The rest looks fairly nice but there are a couple of things I would do differently: I would not have the tests for NULL, use signed integers for indices and dimensions, use a flexible array member to integrate the data into the vector type directly, and omit the capacity field (as long as benchmarking does not show it is really needed). I would also use variably modified types for bounds checking, and with C23 the include guards become largely unnecessary.
All identifiers that begin with an underscore are reserved for use as identifiers with file scope in both the ordinary and tag name spaces.
Single underscore followed by non-uppercase is allowed, but not in file scope. This means that you can use them in structs and as local variables, but never as globals.btw, I went down the micrograd path with numpy-primitives all the way to building a PyTorch clone that can pre-train and post-train LLMs (https://github.com/workofart/ml-by-hand). My learning focus was on the math/calculus <-> high-level APIs, instead of efficiency. I'm glad to see more people tackling this problem from different angles.
> Reference counting buys correctness and composability, but at a cost.

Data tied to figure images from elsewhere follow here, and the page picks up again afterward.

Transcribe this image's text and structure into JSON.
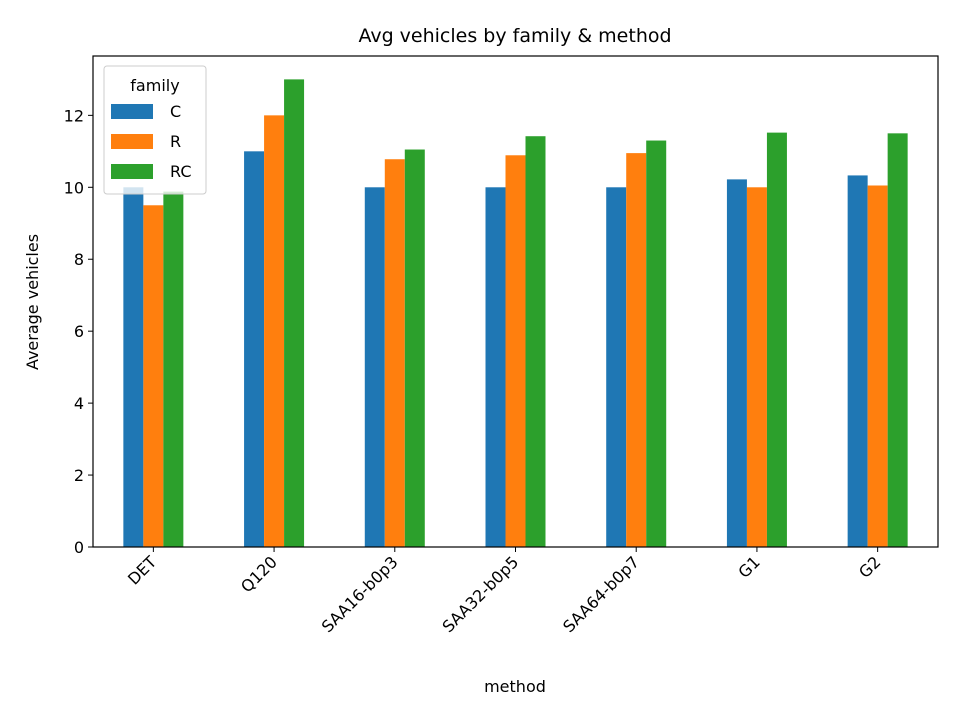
{
  "chart_data": {
    "type": "bar",
    "title": "Avg vehicles by family & method",
    "xlabel": "method",
    "ylabel": "Average vehicles",
    "categories": [
      "DET",
      "Q120",
      "SAA16-b0p3",
      "SAA32-b0p5",
      "SAA64-b0p7",
      "G1",
      "G2"
    ],
    "series": [
      {
        "name": "C",
        "color": "#1f77b4",
        "values": [
          10.0,
          11.0,
          10.0,
          10.0,
          10.0,
          10.22,
          10.33
        ]
      },
      {
        "name": "R",
        "color": "#ff7f0e",
        "values": [
          9.5,
          12.0,
          10.78,
          10.89,
          10.95,
          10.0,
          10.05
        ]
      },
      {
        "name": "RC",
        "color": "#2ca02c",
        "values": [
          9.88,
          13.0,
          11.05,
          11.42,
          11.3,
          11.52,
          11.5
        ]
      }
    ],
    "ylim": [
      0,
      13.65
    ],
    "yticks": [
      0,
      2,
      4,
      6,
      8,
      10,
      12
    ],
    "grid": false,
    "legend": {
      "title": "family",
      "position": "top-left"
    }
  }
}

> Disadvantage #1: you must balance every reference. Each value_create, value_retain, and each operation's implicit retain of its operands has to be matched by a value_release. Forget one and you leak; do one too many and you free memory that is still in use. The training examples in examples/ are verbose precisely because they are scrupulous about this in their error paths; that verbosity is the price of leak-free C.
I’d put it this way: though the idea of ref counting felt very natural at the beginning for my use case, at some point I realized there were probably better techniques to achieve the same goal. I found myself multiple times writing nonsense like:
sum = value_add(v1, v2) mul = value_mul(sum, v3) [...] value_release(sum) value_release(mul)

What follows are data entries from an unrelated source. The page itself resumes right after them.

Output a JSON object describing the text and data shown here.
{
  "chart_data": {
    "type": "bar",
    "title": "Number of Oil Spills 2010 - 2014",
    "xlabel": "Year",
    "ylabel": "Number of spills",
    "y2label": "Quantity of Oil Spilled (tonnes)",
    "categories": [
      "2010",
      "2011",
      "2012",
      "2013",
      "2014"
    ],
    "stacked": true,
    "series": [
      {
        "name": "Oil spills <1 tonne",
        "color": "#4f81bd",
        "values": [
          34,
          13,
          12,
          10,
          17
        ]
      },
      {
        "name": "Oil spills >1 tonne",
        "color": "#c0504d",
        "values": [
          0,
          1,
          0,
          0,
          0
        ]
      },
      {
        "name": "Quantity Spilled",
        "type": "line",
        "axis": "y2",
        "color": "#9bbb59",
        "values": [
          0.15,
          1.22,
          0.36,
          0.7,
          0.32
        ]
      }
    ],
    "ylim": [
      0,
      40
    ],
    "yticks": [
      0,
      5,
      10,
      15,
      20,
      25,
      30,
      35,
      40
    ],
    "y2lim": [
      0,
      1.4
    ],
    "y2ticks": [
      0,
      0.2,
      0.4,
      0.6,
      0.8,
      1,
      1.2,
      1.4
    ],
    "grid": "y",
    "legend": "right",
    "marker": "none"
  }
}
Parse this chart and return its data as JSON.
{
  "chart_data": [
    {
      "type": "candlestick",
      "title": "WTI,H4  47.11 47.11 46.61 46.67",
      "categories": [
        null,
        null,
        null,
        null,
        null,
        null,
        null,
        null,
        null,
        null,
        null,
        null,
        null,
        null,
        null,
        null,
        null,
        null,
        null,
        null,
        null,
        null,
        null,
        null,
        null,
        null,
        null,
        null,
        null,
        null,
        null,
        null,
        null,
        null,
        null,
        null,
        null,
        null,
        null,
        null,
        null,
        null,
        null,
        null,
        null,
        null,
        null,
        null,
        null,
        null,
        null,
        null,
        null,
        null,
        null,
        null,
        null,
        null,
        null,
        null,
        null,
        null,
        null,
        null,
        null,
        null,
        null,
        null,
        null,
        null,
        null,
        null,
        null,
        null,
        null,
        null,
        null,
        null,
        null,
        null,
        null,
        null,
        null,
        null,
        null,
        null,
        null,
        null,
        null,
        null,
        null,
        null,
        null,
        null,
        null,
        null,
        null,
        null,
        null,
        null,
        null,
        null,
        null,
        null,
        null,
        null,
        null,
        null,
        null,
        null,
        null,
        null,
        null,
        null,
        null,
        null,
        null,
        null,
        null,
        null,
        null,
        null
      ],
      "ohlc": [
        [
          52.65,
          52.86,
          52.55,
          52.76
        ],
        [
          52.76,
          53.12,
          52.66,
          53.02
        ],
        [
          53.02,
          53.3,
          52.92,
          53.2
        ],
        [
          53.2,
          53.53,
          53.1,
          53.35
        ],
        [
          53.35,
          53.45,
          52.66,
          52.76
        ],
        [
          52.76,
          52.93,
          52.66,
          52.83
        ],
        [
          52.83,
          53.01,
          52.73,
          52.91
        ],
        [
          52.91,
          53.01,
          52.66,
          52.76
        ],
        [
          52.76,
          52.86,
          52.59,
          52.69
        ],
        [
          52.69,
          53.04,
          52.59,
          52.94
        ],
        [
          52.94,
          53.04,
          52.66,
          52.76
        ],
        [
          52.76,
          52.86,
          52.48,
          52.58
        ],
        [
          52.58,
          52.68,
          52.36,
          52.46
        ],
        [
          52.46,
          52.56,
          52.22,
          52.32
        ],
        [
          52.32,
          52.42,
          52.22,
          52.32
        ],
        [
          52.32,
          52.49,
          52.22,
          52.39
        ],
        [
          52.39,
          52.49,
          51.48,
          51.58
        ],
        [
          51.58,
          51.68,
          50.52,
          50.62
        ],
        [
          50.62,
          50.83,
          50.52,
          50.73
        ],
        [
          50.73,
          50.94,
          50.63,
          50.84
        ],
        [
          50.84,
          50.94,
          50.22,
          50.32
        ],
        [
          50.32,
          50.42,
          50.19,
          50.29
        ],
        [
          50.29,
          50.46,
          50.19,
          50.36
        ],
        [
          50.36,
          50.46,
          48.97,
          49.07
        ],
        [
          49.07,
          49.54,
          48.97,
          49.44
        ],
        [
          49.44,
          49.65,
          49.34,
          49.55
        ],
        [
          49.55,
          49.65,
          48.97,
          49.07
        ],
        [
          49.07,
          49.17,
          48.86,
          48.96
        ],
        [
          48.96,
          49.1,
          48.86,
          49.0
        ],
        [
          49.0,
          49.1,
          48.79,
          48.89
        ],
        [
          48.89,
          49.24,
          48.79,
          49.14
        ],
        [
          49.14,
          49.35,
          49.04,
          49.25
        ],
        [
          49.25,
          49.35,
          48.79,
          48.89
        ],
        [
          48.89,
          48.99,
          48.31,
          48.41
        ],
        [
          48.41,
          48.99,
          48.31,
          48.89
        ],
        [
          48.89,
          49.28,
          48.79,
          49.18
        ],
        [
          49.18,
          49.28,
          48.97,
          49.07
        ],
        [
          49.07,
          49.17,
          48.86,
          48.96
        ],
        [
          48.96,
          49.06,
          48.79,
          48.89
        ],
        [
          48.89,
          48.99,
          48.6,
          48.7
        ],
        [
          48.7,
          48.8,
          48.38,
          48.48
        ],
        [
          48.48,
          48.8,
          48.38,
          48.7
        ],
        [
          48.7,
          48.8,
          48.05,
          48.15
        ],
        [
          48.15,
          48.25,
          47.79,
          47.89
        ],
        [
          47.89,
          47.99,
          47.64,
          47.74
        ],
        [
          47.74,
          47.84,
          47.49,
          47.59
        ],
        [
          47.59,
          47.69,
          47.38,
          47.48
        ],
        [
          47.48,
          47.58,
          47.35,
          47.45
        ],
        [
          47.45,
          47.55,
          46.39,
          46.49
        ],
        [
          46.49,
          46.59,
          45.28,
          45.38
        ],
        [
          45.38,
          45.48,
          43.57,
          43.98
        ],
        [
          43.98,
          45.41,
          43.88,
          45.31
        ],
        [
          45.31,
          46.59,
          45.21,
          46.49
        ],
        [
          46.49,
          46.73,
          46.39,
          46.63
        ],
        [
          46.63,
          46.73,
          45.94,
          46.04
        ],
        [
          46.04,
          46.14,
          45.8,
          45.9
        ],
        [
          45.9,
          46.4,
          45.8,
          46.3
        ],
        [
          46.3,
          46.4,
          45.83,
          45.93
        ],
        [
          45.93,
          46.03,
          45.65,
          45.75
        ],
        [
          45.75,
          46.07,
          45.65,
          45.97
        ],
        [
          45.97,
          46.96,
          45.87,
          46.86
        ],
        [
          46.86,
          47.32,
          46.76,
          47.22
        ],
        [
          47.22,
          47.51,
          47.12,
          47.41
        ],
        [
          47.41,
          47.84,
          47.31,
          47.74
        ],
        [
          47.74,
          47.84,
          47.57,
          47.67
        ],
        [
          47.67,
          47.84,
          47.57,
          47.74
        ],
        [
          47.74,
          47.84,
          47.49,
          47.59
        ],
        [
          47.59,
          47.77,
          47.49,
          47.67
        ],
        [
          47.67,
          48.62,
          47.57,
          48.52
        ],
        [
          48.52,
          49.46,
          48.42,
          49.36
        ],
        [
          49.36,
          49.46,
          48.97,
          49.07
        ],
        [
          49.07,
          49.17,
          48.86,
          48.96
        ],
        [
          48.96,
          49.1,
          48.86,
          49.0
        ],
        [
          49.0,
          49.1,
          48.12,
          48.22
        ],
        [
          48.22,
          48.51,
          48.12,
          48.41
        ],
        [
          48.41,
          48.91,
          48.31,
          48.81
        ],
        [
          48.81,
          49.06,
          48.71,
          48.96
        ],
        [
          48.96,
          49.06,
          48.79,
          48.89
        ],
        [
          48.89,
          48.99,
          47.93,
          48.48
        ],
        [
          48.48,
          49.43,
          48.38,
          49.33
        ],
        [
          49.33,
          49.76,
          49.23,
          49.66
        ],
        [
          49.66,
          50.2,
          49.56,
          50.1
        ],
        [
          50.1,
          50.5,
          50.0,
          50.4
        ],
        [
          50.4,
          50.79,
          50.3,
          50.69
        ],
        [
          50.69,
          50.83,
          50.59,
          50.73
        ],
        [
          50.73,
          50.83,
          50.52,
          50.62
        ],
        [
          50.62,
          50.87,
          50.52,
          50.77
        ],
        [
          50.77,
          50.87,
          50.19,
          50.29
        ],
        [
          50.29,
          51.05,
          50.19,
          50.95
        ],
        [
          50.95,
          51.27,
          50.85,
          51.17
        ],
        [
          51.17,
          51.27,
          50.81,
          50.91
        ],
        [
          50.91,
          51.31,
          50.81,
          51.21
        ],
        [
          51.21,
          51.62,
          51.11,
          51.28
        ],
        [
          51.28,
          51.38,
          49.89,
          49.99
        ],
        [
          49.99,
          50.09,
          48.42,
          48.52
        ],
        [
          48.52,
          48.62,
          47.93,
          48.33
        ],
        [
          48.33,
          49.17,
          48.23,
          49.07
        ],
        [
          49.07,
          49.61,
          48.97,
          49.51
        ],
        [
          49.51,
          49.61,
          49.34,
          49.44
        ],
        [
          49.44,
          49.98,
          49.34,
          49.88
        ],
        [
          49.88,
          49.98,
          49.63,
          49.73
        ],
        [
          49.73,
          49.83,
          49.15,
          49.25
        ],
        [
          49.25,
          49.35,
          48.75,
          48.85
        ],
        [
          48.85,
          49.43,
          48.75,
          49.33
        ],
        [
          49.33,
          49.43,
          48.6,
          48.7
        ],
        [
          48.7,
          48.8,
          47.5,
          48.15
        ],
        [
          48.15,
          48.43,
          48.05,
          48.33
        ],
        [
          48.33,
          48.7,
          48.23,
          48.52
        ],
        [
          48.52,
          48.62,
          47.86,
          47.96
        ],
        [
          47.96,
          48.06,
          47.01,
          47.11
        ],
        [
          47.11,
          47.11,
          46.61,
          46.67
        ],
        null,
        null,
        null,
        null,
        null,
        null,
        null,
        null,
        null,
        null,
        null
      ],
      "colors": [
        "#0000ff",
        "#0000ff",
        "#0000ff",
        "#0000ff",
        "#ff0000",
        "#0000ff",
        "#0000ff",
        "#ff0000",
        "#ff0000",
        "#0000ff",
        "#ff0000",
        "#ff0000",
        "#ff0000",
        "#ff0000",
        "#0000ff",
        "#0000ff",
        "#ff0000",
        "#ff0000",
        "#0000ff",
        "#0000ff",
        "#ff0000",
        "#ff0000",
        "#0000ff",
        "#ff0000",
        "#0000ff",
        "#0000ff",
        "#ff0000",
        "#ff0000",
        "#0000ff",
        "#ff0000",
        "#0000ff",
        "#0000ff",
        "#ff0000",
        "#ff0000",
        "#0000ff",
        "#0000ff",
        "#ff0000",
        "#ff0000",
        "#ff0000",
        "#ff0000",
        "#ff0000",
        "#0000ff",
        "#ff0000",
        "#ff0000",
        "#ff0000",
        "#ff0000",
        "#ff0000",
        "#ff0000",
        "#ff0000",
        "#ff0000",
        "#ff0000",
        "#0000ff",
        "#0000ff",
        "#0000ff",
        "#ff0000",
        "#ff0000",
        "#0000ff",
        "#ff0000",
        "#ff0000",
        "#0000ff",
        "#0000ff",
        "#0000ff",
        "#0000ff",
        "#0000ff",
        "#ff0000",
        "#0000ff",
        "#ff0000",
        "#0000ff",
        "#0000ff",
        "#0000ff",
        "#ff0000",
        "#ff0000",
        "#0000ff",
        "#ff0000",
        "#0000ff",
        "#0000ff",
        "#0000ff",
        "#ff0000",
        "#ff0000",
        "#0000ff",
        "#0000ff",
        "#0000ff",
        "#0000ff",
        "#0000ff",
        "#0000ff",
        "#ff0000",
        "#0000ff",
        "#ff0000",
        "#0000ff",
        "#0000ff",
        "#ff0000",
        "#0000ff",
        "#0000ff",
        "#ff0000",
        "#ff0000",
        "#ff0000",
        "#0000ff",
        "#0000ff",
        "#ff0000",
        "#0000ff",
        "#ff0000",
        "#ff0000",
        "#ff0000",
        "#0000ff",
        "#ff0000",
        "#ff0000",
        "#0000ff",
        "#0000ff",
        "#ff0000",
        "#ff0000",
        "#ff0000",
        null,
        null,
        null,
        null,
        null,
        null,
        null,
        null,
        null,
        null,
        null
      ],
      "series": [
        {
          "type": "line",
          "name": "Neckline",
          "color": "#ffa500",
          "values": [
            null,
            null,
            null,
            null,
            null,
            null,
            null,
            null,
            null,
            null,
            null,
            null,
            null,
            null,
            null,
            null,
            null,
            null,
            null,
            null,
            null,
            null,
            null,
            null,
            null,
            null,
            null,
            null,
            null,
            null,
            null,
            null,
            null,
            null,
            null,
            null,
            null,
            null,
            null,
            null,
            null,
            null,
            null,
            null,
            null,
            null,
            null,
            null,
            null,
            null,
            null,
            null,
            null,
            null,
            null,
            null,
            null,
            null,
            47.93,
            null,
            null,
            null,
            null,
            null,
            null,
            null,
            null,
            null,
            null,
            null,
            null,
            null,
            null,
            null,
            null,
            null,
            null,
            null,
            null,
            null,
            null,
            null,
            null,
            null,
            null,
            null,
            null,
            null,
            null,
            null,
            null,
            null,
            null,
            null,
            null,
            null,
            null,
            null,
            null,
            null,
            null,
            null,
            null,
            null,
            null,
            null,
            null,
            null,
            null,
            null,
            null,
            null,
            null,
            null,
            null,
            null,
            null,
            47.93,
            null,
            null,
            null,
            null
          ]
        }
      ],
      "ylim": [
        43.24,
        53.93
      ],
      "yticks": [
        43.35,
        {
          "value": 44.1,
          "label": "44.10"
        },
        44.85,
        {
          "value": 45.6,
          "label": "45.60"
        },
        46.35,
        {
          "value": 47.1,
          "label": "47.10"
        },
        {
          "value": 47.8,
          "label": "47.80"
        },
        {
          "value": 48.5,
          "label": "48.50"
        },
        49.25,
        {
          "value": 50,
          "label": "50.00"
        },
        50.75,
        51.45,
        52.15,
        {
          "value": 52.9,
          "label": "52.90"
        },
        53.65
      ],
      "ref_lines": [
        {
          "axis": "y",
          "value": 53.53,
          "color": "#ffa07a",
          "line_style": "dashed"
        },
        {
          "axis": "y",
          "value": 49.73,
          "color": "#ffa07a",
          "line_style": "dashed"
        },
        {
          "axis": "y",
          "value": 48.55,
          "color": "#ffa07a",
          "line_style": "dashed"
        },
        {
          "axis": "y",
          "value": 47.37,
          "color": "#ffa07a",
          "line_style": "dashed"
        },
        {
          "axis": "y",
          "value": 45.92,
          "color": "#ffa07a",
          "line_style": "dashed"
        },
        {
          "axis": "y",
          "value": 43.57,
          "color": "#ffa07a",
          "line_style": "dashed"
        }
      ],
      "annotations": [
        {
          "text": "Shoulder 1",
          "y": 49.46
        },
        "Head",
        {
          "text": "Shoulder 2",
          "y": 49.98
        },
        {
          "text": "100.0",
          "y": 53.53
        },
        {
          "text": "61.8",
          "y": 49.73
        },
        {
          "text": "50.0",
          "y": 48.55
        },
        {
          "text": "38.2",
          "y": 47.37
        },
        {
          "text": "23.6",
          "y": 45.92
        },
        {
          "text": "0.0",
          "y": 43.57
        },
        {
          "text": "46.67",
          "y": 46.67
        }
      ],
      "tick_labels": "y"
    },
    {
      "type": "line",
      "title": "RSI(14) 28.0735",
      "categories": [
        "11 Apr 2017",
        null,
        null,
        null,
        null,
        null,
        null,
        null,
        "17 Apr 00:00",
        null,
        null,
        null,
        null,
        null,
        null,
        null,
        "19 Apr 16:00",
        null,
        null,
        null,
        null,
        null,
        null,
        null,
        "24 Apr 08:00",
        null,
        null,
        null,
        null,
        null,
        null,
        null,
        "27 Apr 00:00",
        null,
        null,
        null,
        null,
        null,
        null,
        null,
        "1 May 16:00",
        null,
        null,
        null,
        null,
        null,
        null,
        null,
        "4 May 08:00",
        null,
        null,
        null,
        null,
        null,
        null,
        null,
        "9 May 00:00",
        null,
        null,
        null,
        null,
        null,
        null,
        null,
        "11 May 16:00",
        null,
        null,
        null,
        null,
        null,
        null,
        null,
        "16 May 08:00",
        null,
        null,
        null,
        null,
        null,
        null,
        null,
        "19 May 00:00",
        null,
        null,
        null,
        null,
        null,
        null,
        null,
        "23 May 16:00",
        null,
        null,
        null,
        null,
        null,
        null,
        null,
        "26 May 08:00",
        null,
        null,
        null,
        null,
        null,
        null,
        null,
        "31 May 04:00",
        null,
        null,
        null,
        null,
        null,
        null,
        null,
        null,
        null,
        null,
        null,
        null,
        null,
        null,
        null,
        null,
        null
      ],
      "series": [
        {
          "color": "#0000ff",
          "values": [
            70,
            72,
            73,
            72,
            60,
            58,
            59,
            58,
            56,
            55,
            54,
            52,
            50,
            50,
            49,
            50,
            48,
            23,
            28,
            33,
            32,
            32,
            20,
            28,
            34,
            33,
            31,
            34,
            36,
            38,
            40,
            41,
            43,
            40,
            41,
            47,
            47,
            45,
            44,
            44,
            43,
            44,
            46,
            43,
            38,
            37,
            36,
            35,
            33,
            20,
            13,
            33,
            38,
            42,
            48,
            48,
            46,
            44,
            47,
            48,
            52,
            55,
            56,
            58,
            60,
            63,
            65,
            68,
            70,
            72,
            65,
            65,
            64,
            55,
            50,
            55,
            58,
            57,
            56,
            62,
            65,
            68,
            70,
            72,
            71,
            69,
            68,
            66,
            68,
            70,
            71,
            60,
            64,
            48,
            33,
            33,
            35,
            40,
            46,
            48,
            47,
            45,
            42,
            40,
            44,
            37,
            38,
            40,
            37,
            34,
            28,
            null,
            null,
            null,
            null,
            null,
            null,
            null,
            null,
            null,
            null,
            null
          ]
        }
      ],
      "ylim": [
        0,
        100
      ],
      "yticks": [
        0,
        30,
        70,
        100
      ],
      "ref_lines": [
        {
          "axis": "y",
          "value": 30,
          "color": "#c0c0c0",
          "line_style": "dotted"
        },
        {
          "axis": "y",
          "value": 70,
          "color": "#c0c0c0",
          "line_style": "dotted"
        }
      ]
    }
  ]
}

so that later I could release the sum. When you only have one intermediate value it’s still acceptable, but at 3-4 it starts getting cumbersome.
After asking for feedback, someone rightfully pointed out that the better and faster approach for an autograd engine is using an arena allocator. My reason for saying “rightfully” is that arenas are ideal when you have many “objects” that have the same lifespan, such as the values involved in the forward/backward pass. RC is better when you have a lot of “objects” with independent lifespans.